Wiener Nukleargespräche

Ansonsten habe ich noch einmal eine Frage. Es geht noch einmal um Außenpolitik. Das Thema ist der Iran. Das deutsche Außenministerium sage, dass der Iran einerseits viel Vertrauen verspielt habe, während Teheran sage, dass die Verhandlungen positiv seien und andererseits eine entscheidende Phase erreicht hätten. Seine Frage ist: Wo sind die Verhandlungen in Wien jetzt angekommen? Sehen Sie, dass der Iran bei diesen Verhandlungen eine positive Rolle spielt?

BURGER (AA): Vielen Dank. – Die achte Runde der Gespräche geht in dieser Woche in Wien weiter. Sie waren in der vergangenen Woche für eine kurze technische Pause unterbrochen worden. Wir haben in der siebten Runde einige technische Fortschritte erzielt. Es kommt jetzt aber darauf an, dass wir uns in den nächsten Tagen und Wochen voll und ganz auf die noch offenen Fragen konzentrieren können, an denen wir im Juni gearbeitet haben, insbesondere im Nuklearbereich und bei den Sanktionsfragen. Es ist wichtig, dass wir jetzt rasche Fortschritte in der Substanz erreichen, und wir erwarten dafür ein konstruktives iranisches Engagement. Wir haben mehrfach betont, wie dringlich diese Verhandlungen sind, und unser Verhandlungsteam ist in Wien präsent, um die Zeit bestmöglich zu nutzen und auf dieses Ziel hinzuarbeiten.

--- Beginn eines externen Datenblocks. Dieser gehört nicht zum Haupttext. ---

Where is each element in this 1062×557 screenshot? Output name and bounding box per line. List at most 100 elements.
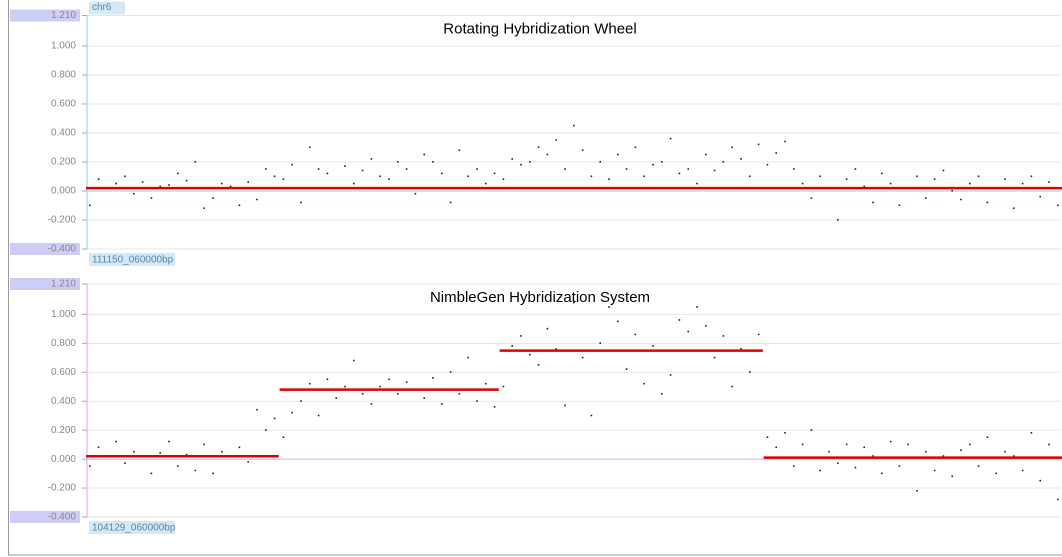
point [1039, 479, 1041, 482]
point [749, 175, 751, 178]
point [775, 152, 777, 154]
point [177, 465, 179, 467]
point [256, 408, 258, 411]
point [133, 450, 135, 453]
point [942, 169, 945, 172]
point [546, 327, 549, 330]
point [397, 160, 399, 163]
point [177, 172, 179, 175]
point [1048, 181, 1050, 183]
point [652, 345, 654, 347]
point [1048, 443, 1050, 446]
point [265, 429, 267, 431]
point [291, 411, 293, 414]
point [441, 172, 443, 175]
point [801, 443, 804, 446]
point [511, 158, 513, 160]
point [335, 397, 337, 399]
point [757, 143, 760, 146]
y-tick-label: 0.000 [51, 454, 76, 465]
point [185, 179, 188, 182]
point [361, 169, 364, 172]
point [590, 414, 593, 417]
point [925, 450, 927, 453]
point [1021, 469, 1024, 472]
tick-highlight [10, 278, 80, 290]
point [863, 185, 865, 188]
point [520, 163, 522, 166]
point [634, 333, 637, 336]
point [986, 436, 989, 439]
point [344, 385, 346, 388]
point [1013, 455, 1015, 457]
point [432, 160, 434, 163]
point [502, 178, 505, 180]
point [599, 160, 601, 163]
point [828, 450, 830, 453]
point [458, 392, 461, 395]
point [502, 385, 505, 388]
point [810, 429, 813, 431]
point [300, 201, 302, 204]
point [564, 404, 566, 407]
point [370, 158, 373, 160]
bottom-label: 111150_060000bp [92, 255, 174, 266]
y-tick-label: 0.000 [51, 186, 76, 197]
point [898, 465, 901, 467]
point [441, 403, 443, 405]
y-tick-label: -0.200 [48, 215, 77, 226]
point [1030, 432, 1033, 434]
point [1004, 178, 1006, 180]
point [617, 153, 619, 156]
point [599, 342, 601, 344]
point [282, 178, 285, 180]
point [317, 414, 320, 417]
point [238, 204, 241, 207]
point [194, 469, 197, 472]
point [124, 175, 126, 178]
y-tick-label: 0.600 [51, 99, 76, 110]
point [854, 466, 857, 469]
point [722, 160, 725, 163]
y-tick-label: 0.400 [51, 396, 76, 407]
point [916, 175, 918, 178]
point [951, 475, 953, 478]
point [933, 178, 936, 180]
point [405, 381, 408, 384]
point [889, 182, 892, 185]
point [344, 165, 346, 167]
point [273, 175, 276, 178]
point [493, 172, 496, 175]
point [221, 182, 223, 185]
y-tick-label: -0.400 [48, 512, 77, 523]
point [678, 319, 681, 321]
point [309, 146, 311, 149]
point [317, 168, 320, 170]
point [388, 178, 390, 180]
point [573, 124, 575, 127]
point [423, 397, 425, 399]
point [150, 472, 153, 475]
point [819, 175, 821, 178]
point [1030, 175, 1033, 178]
chart-title: Rotating Hybridization Wheel [443, 20, 636, 37]
point [520, 335, 522, 337]
point [608, 306, 610, 308]
point [617, 320, 619, 323]
point [845, 178, 848, 180]
point [449, 201, 452, 204]
point [203, 443, 205, 446]
point [309, 382, 311, 385]
point [986, 201, 989, 204]
tick-highlight [10, 243, 80, 255]
point [414, 192, 417, 195]
point [669, 137, 672, 140]
point [150, 197, 153, 199]
point [159, 452, 161, 454]
point [564, 168, 566, 170]
point [925, 197, 927, 199]
point [97, 178, 100, 180]
point [625, 168, 628, 170]
point [969, 182, 971, 185]
point [722, 335, 725, 337]
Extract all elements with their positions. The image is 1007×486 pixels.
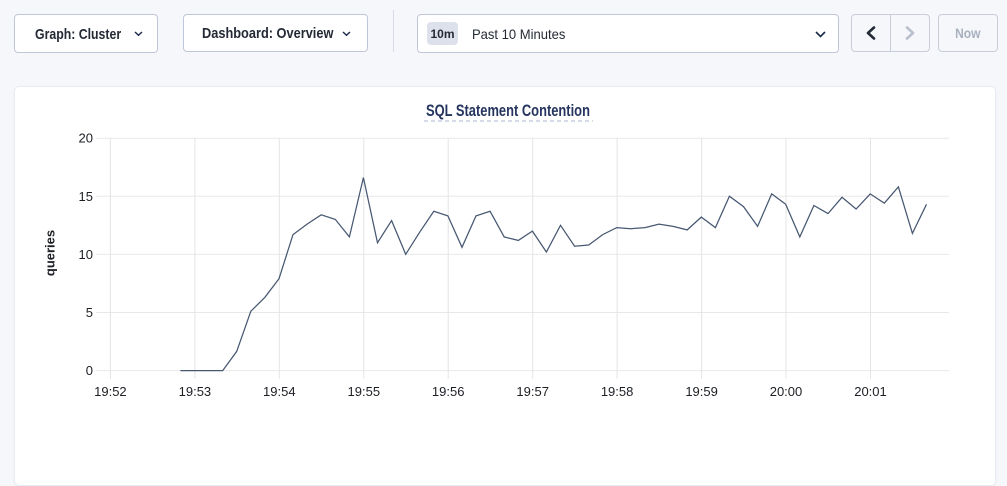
svg-text:19:54: 19:54 [263,384,296,399]
svg-text:0: 0 [86,363,93,378]
svg-text:19:58: 19:58 [601,384,634,399]
svg-text:20: 20 [79,131,93,146]
svg-text:19:57: 19:57 [516,384,549,399]
svg-text:19:52: 19:52 [94,384,127,399]
svg-text:20:00: 20:00 [770,384,803,399]
svg-text:5: 5 [86,305,93,320]
svg-text:15: 15 [79,189,93,204]
svg-text:20:01: 20:01 [854,384,887,399]
svg-text:19:55: 19:55 [348,384,381,399]
svg-text:19:59: 19:59 [685,384,718,399]
svg-text:10: 10 [79,247,93,262]
svg-text:19:53: 19:53 [179,384,212,399]
svg-text:19:56: 19:56 [432,384,465,399]
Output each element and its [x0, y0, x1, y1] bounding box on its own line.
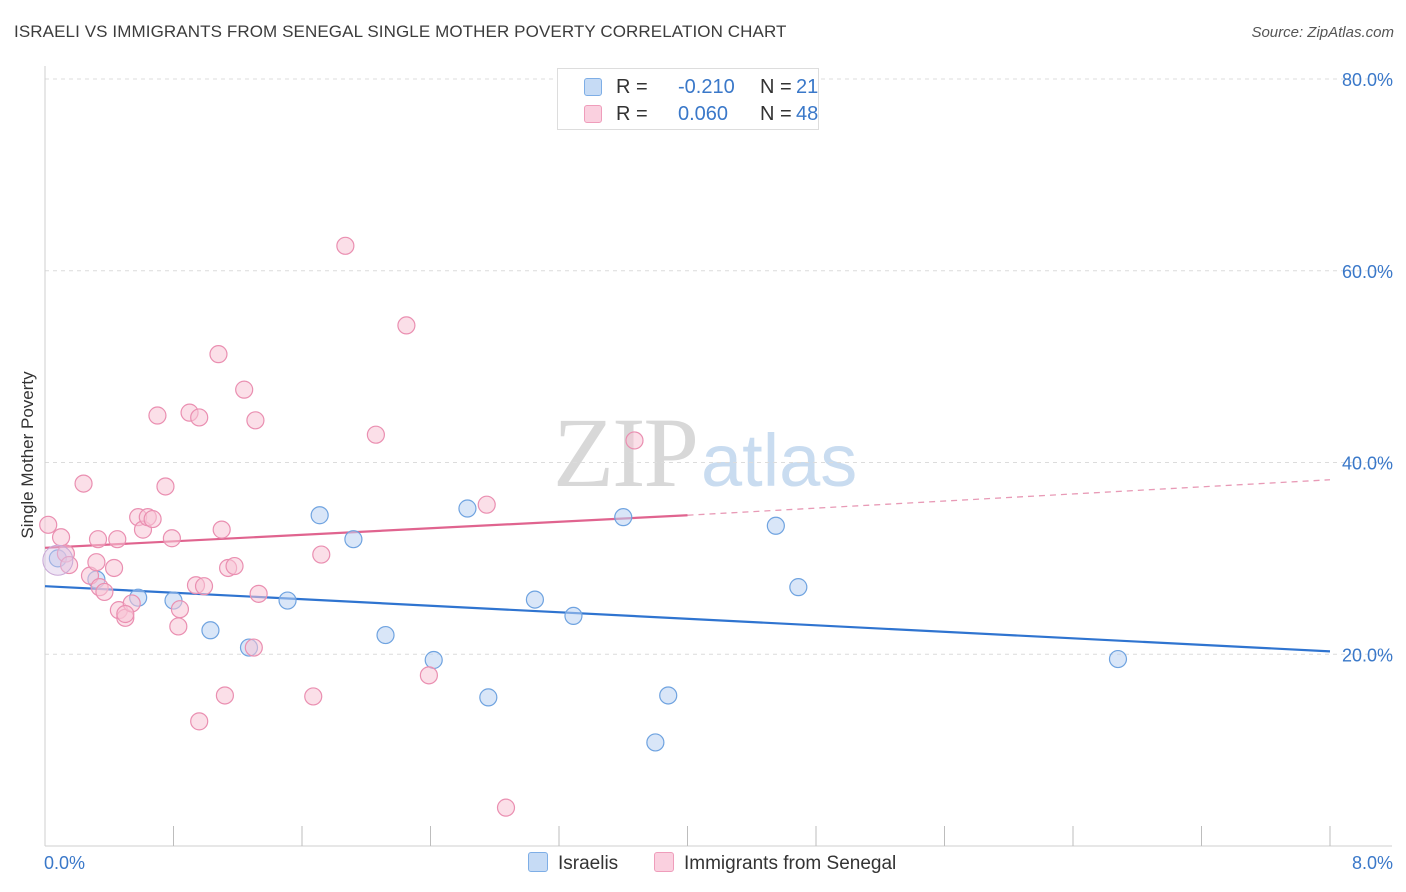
senegal-point: [104, 558, 124, 578]
senegal-point: [87, 553, 106, 572]
israelis-point: [201, 621, 220, 640]
senegal-point: [162, 529, 181, 548]
senegal-point: [477, 495, 496, 514]
senegal-point: [212, 520, 231, 539]
senegal-point: [170, 600, 190, 619]
senegal-point: [419, 666, 438, 685]
senegal-point: [88, 530, 108, 549]
tick-labels: 20.0% 40.0% 60.0% 80.0% 0.0% 8.0%: [44, 70, 1393, 873]
data-points: [39, 236, 1128, 817]
senegal-point: [625, 431, 644, 450]
senegal-point: [190, 712, 209, 731]
israelis-point: [525, 590, 545, 609]
israelis-point: [458, 499, 477, 518]
chart-title: ISRAELI VS IMMIGRANTS FROM SENEGAL SINGL…: [14, 22, 787, 41]
senegal-point: [194, 577, 214, 596]
senegal-point: [116, 604, 135, 624]
israelis-point: [278, 591, 297, 610]
legend-label-senegal: Immigrants from Senegal: [684, 853, 897, 874]
legend-n-value: 21: [796, 76, 819, 98]
legend-r-value: 0.060: [678, 103, 729, 125]
senegal-point: [304, 687, 323, 706]
legend-swatch-israelis: [528, 852, 548, 872]
overlap-point: [42, 544, 74, 576]
watermark: ZIPatlas: [553, 402, 857, 503]
senegal-point: [215, 686, 234, 705]
senegal-point: [39, 515, 58, 534]
y-tick-label: 60.0%: [1342, 262, 1393, 282]
senegal-point: [74, 474, 93, 493]
israelis-point: [424, 650, 443, 670]
israelis-point: [344, 530, 363, 549]
israelis-point: [1108, 649, 1128, 669]
senegal-point: [249, 584, 268, 603]
senegal-trend-line: [44, 514, 688, 549]
senegal-point: [95, 582, 114, 602]
senegal-point: [209, 345, 228, 364]
source-label: Source: ZipAtlas.com: [1251, 24, 1394, 41]
senegal-point: [397, 316, 416, 335]
israelis-point: [789, 578, 808, 597]
legend-swatch-senegal: [584, 105, 602, 123]
senegal-point: [225, 556, 244, 576]
israelis-point: [614, 508, 633, 527]
senegal-point: [51, 528, 71, 547]
israelis-point: [646, 733, 665, 752]
senegal-point: [190, 408, 209, 427]
israelis-trend-line: [44, 585, 1331, 653]
axes: [44, 66, 1392, 847]
legend-swatch-senegal: [654, 852, 674, 872]
x-tick-label: 8.0%: [1352, 853, 1393, 873]
y-tick-label: 20.0%: [1342, 645, 1393, 665]
senegal-point: [108, 530, 127, 549]
senegal-point: [148, 406, 167, 425]
israelis-point: [479, 688, 498, 707]
y-axis-label: Single Mother Poverty: [18, 371, 37, 539]
legend-swatch-israelis: [584, 78, 602, 96]
senegal-point: [143, 509, 162, 529]
senegal-point: [496, 798, 516, 817]
senegal-point: [169, 617, 188, 636]
legend-r-value: -0.210: [678, 76, 735, 98]
senegal-trend-extension: [687, 479, 1331, 516]
watermark-atlas: atlas: [701, 419, 858, 502]
senegal-point: [366, 425, 385, 444]
senegal-point: [235, 380, 254, 399]
senegal-point: [312, 545, 331, 564]
watermark-zip: ZIP: [553, 397, 699, 508]
legend-item-senegal: Immigrants from Senegal: [654, 852, 896, 875]
senegal-point: [246, 411, 265, 430]
israelis-point: [564, 606, 583, 626]
y-tick-label: 80.0%: [1342, 70, 1393, 90]
senegal-point: [244, 638, 263, 657]
legend-n-label: N =: [760, 76, 792, 98]
legend-label-israelis: Israelis: [558, 853, 619, 874]
senegal-point: [336, 236, 355, 255]
grid-lines: [45, 78, 1392, 655]
legend-item-israelis: Israelis: [528, 852, 618, 875]
israelis-point: [766, 516, 785, 535]
legend-n-value: 48: [796, 103, 819, 125]
legend-r-label: R =: [616, 76, 648, 98]
legend-n-label: N =: [760, 103, 792, 125]
israelis-point: [376, 625, 395, 645]
senegal-point: [156, 477, 175, 496]
y-tick-label: 40.0%: [1342, 454, 1393, 474]
correlation-legend: R = -0.210 N = 21 R = 0.060 N = 48: [557, 68, 819, 130]
senegal-point: [59, 555, 79, 575]
israelis-point: [659, 686, 678, 705]
legend-r-label: R =: [616, 103, 648, 125]
israelis-point: [310, 506, 329, 525]
x-tick-label: 0.0%: [44, 853, 85, 873]
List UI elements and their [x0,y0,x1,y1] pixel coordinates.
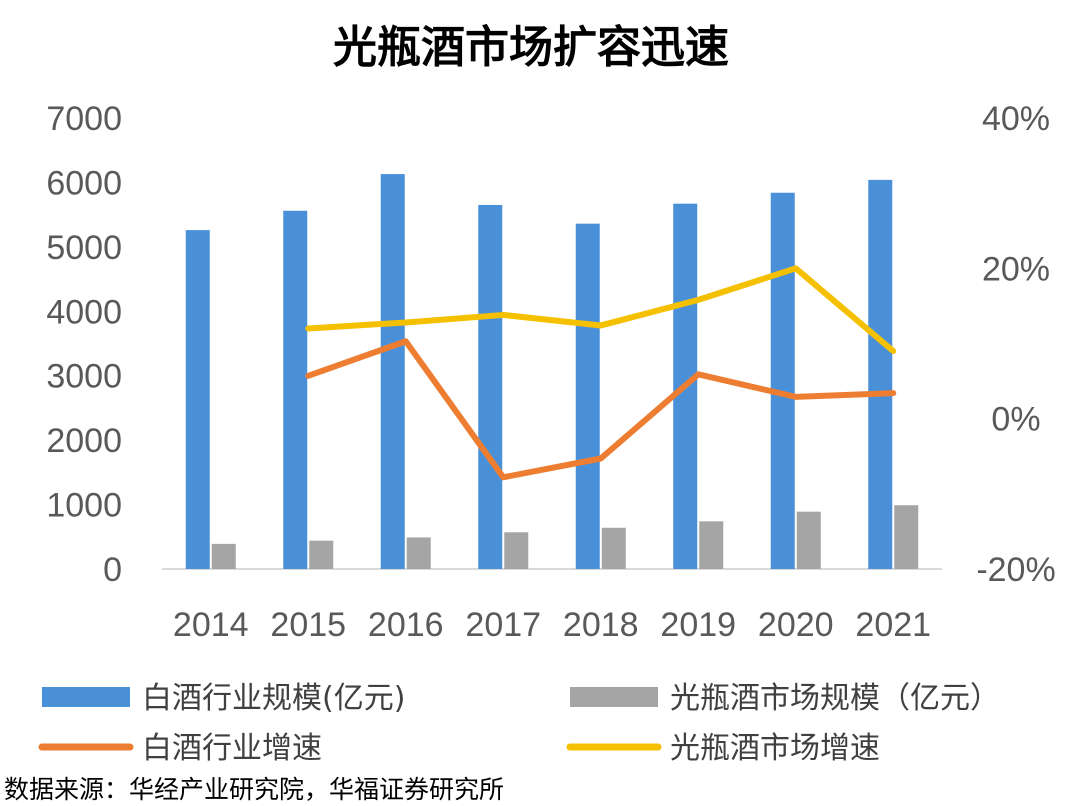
baijiu-scale-bar [380,174,405,569]
baijiu-scale-bar [575,223,600,570]
x-tick-label: 2017 [465,606,541,644]
left-tick-label: 1000 [46,487,122,525]
guangping-scale-bar [406,537,431,569]
bars [185,174,919,570]
x-tick-label: 2021 [855,606,931,644]
x-tick-label: 2016 [368,606,444,644]
x-tick-label: 2014 [173,606,249,644]
x-tick-label: 2015 [270,606,346,644]
x-tick-label: 2019 [660,606,736,644]
legend-swatch [570,687,658,707]
legend-swatch [42,687,130,707]
left-tick-label: 0 [103,551,122,589]
left-tick-label: 6000 [46,164,122,202]
baijiu-scale-bar [283,210,308,569]
guangping-scale-bar [699,521,724,569]
guangping-scale-bar [211,543,236,569]
baijiu-growth-line [305,338,897,481]
guangping-scale-bar [601,527,626,569]
left-tick-label: 3000 [46,358,122,396]
x-tick-label: 2020 [758,606,834,644]
guangping-scale-bar [894,505,919,569]
legend-label: 光瓶酒市场规模（亿元） [670,681,1000,716]
left-tick-label: 7000 [46,100,122,138]
guangping-scale-bar [796,511,821,569]
chart-title: 光瓶酒市场扩容迅速 [333,22,729,73]
guangping-growth-line [305,265,897,355]
x-axis: 2014 2015 2016 2017 2018 2019 2020 2021 [173,606,931,644]
guangping-scale-bar [504,532,529,569]
left-axis: 0 1000 2000 3000 4000 5000 6000 7000 [46,100,122,589]
right-tick-label: -20% [976,551,1055,589]
baijiu-scale-bar [185,230,210,569]
legend-label: 光瓶酒市场增速 [670,731,880,766]
baijiu-scale-bar [478,204,503,569]
left-tick-label: 4000 [46,293,122,331]
legend-label: 白酒行业增速 [142,731,322,766]
right-tick-label: 40% [982,100,1050,138]
right-tick-label: 20% [982,250,1050,288]
lines [305,265,897,481]
legend: 白酒行业规模(亿元) 光瓶酒市场规模（亿元） 白酒行业增速 光瓶酒市场增速 [38,681,1000,766]
baijiu-scale-bar [868,179,893,569]
baijiu-scale-bar [770,192,795,570]
left-tick-label: 5000 [46,229,122,267]
right-axis: -20% 0% 20% 40% [976,100,1055,589]
source-note: 数据来源：华经产业研究院，华福证券研究所 [4,775,504,804]
left-tick-label: 2000 [46,422,122,460]
guangping-scale-bar [309,540,334,569]
legend-label: 白酒行业规模(亿元) [142,681,405,716]
right-tick-label: 0% [991,401,1040,439]
x-tick-label: 2018 [563,606,639,644]
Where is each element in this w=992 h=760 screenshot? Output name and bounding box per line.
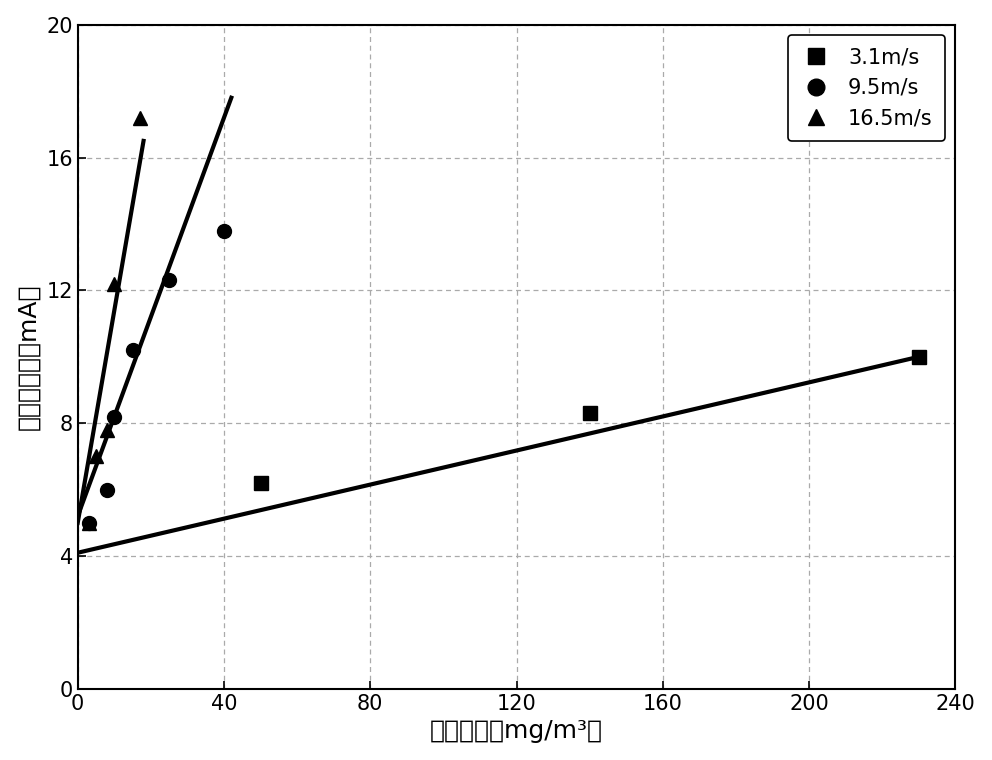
9.5m/s [101, 485, 113, 494]
16.5m/s [90, 452, 102, 461]
3.1m/s [583, 409, 595, 418]
9.5m/s [218, 226, 230, 235]
3.1m/s [913, 352, 925, 361]
Line: 3.1m/s: 3.1m/s [254, 350, 926, 490]
Y-axis label: 电流输出値（mA）: 电流输出値（mA） [17, 283, 41, 430]
16.5m/s [134, 113, 146, 122]
16.5m/s [82, 518, 94, 527]
9.5m/s [108, 412, 120, 421]
16.5m/s [101, 426, 113, 435]
Legend: 3.1m/s, 9.5m/s, 16.5m/s: 3.1m/s, 9.5m/s, 16.5m/s [788, 35, 945, 141]
3.1m/s [255, 479, 267, 488]
9.5m/s [127, 346, 139, 355]
Line: 9.5m/s: 9.5m/s [81, 223, 231, 530]
Line: 16.5m/s: 16.5m/s [81, 111, 147, 530]
9.5m/s [164, 276, 176, 285]
X-axis label: 飞灰浓度（mg/m³）: 飞灰浓度（mg/m³） [431, 719, 603, 743]
9.5m/s [82, 518, 94, 527]
16.5m/s [108, 279, 120, 288]
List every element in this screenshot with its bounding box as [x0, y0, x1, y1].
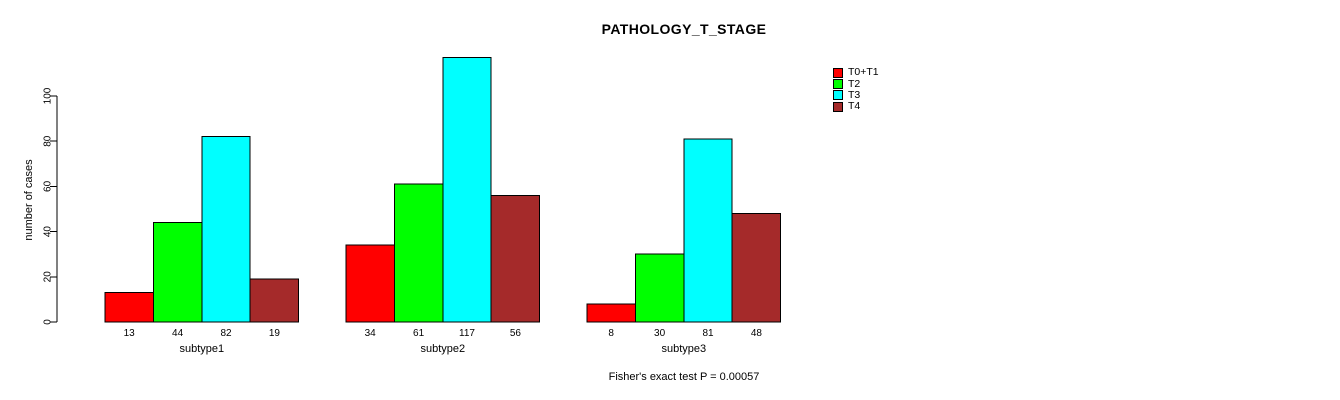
legend-swatch-T0+T1 [833, 67, 843, 78]
y-tick-label: 0 [43, 319, 54, 325]
bar-value-label: 30 [654, 328, 666, 339]
y-tick-label: 100 [43, 87, 54, 104]
bar-value-label: 8 [608, 328, 614, 339]
bar-T0+T1-subtype1 [104, 292, 154, 323]
y-tick-label: 20 [43, 271, 54, 283]
bar-T3-subtype2 [442, 57, 492, 323]
bar-T2-subtype3 [634, 253, 685, 323]
bar-value-label: 48 [751, 328, 763, 339]
legend-item-T4: T4 [833, 101, 879, 112]
legend-item-T3: T3 [833, 90, 879, 101]
chart-title: PATHOLOGY_T_STAGE [601, 21, 767, 37]
legend-label: T4 [848, 100, 861, 113]
annotation-text: Fisher's exact test P = 0.00057 [608, 371, 760, 383]
legend-swatch-T4 [833, 101, 843, 112]
bar-value-label: 13 [124, 328, 136, 339]
bar-value-label: 117 [459, 328, 475, 339]
y-tick-label: 60 [43, 180, 54, 192]
category-label: subtype3 [661, 343, 706, 355]
bar-value-label: 34 [365, 328, 377, 339]
legend-label: T3 [848, 88, 861, 101]
bar-T3-subtype3 [683, 138, 733, 323]
legend-swatch-T2 [833, 78, 843, 89]
bar-T0+T1-subtype3 [586, 303, 636, 323]
bar-value-label: 61 [413, 328, 425, 339]
bar-value-label: 81 [702, 328, 714, 339]
bar-T4-subtype2 [490, 194, 541, 323]
legend-label: T2 [848, 77, 861, 90]
legend-swatch-T3 [833, 90, 843, 101]
y-tick-label: 80 [43, 135, 54, 147]
bar-value-label: 44 [172, 328, 184, 339]
bar-value-label: 82 [220, 328, 232, 339]
y-tick-label: 40 [43, 226, 54, 238]
legend: T0+T1 T2 T3 T4 [833, 67, 879, 112]
bar-T4-subtype1 [249, 278, 300, 323]
bar-T3-subtype1 [201, 136, 251, 323]
category-label: subtype1 [179, 343, 224, 355]
bar-T2-subtype1 [152, 222, 203, 323]
bar-T2-subtype2 [393, 183, 444, 323]
bar-T0+T1-subtype2 [345, 244, 395, 323]
legend-item-T0+T1: T0+T1 [833, 67, 879, 78]
legend-item-T2: T2 [833, 78, 879, 89]
bar-value-label: 19 [269, 328, 281, 339]
bar-value-label: 56 [510, 328, 522, 339]
category-label: subtype2 [420, 343, 465, 355]
legend-label: T0+T1 [848, 66, 879, 79]
bar-T4-subtype3 [731, 213, 782, 323]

Marokkanischer Autonomieplan für die Westsahara

VORS. BUSCHOW: Jetzt kommt noch eine lange Frage von einer Kollegin. Die nehme ich dann noch dazu. Es geht auch um Außenpolitik, um den Komplex Marokko. Die Kollegin schreibt: Der Bundespräsident richtete zum Jahreswechsel einen persönlichen Brief an König Mohammed XI. von Marokko, in dem er einige Bemerkungen zum marokkanischen Autonomieplan für die Sahara machte. Wir, schreibt sie, haben darum gebeten, diesen Brief zu sehen, aber sein Büro sagt, dass es keine persönlichen Briefe zur Verfügung stellt. Zwei Fragen stellt sie dazu: Stimmt die Regierung dieser Haltung zu einem heiklen außenpolitischen Thema zu, in Klammern „Mangel an Transparenz“?

Vielleicht belassen wir es erst einmal bei dieser Frage und ich stelle die andere als Nachfrage.

BURGER (AA): Worauf sich der Vorwurf eines Mangels an Transparenz beziehen soll, kann ich an dieser Stelle nicht nachvollziehen. Die Haltung der Bundesregierung ist bekannt, und die können sie auch auf unserer Webseite nachlesen. Wir machen das sehr transparent.

Ich kann vielleicht noch einmal zusammenfassend sagen: Aus Sicht der Bundesregierung liegt es im Interesse Deutschlands wie Marokkos, die bis vor Kurzem sehr breiten und guten diplomatischen Beziehungen fortzuführen. Wir begrüßen daher auch, dass es jetzt Schritte zu einer Beendigung der diplomatischen Krise gibt. Aus unserer Sicht können gegenseitige Erwartungen am besten im Dialog geklärt werden, und der würde durch eine schnelle Erteilung eines Agréments für den designierten deutschen Botschafter intensiviert werden.

Zur Westsaharafrage gilt nach wie vor das, was wir hier in der Vergangenheit gesagt haben: Deutschland unterstützt weiterhin die Suche nach einer gerechten, dauerhaften und für alle Seiten akzeptablen politischen Lösung, wie es das Mandat der Vereinten Nationen vorsieht. Unsere Haltung stand und steht im Einklang mit der Position der Europäischen Union und den Vereinten Nationen. Der von Marokko 2007 vorgeschlagene Autonomieplan kann einen wichtigen Beitrag leisten, um einer Lösung näherzukommen.